At that point of time, I thank God that he revealed the truth to me. I realised that the good grades that I was having didn’t come from me. It came from God. I wasn’t because I was capable and good that I achieved good grades in the first place. I realised that I got those good grades because it was a reward of hard work by the grace of God. To put it in the broader sense, no man can truly claim the fruit of his labour by how much he has toiled and laboured, for all blessings come from God and God is the rewarder and the giver of all things.

When I saw that, immediately, my disappointments vanished because I knew who was the one in control. What a wonderful thing to know that my grades are also in the hands of the living God. The rewards of my hard work are reaped, not because I deserve it, but because it is given as a form of grace from God.

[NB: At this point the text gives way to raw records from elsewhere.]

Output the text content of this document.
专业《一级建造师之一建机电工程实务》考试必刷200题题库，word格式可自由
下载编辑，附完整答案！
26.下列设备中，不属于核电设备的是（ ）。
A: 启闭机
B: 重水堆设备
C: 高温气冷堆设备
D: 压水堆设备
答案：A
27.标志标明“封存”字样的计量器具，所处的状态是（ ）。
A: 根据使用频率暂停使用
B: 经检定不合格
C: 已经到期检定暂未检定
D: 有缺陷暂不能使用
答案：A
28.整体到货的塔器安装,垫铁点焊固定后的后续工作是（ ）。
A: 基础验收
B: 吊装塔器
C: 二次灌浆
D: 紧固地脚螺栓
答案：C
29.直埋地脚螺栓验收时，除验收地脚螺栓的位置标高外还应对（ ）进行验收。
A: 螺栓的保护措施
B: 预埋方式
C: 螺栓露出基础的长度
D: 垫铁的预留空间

I also brought to the light about an inner problem that is within me. Once again, I discovered that the stress was not there because of the work, but because of my inability to fulfil my desire, which is to do well. There is nothing wrong per se in desiring to do well in studies, but I am convinced that my desiring was not pleasing to God because God was not first place. I had desired good grades more than I have desired God and hence, I was working so hard to achieve them.

This brought me to the experience of what faith is. Faith was a desire just as in Hebrews 11:16 is says: “But as it is, they (all those who died in faith) desire a better country, that is a heavenly one. Therefore God is not ashamed to be called their God; for He has prepared a city for them.”

The problem was in my desire. Having desired a lesser thing which is good grades, and desiring God less, God’s glory and greatness is suppressed. When God is given less than first place, he is not given the glory and honour that he is due.

To me, this was an opportunity for an application of faith. I finally knew what it means to say ‘Seek ye First the kingdom of God and his righteousness and all these things shall be added unto you’. It just means, “God, I have faith in you, because you are better and more precious in my life than my grades. I want you more than anything in my life.”

I finally understood what Matthew 5:6 – “Blessed are those who hunger and thirst for righteousness, for they shall be satisfied” means. Hungering and thirsting is desiring. When we desire righteousness in our lives, we shall be rewarded.

When God is desired, first and foremost, above all other things, all the rest shall be added unto us. God turned my heart’s desire towards him and truly he took care of the rest. For my subsequent essay, I was rewarded with a good grade as a testimony of his faithfulness. Thank you, Lord!

This is my desire, to honour You
Lord with all my heart, I worship You
all I have within me, I give You praise
all that I adore, is in You

Chorus
Lord I give You my heart
I give You my soul
I live for You alone
Every breathe that I take
Every moment I’m awake
Lord, have Your way in me

May God truly be our heart’s desire and may we always trust in him to provide for us.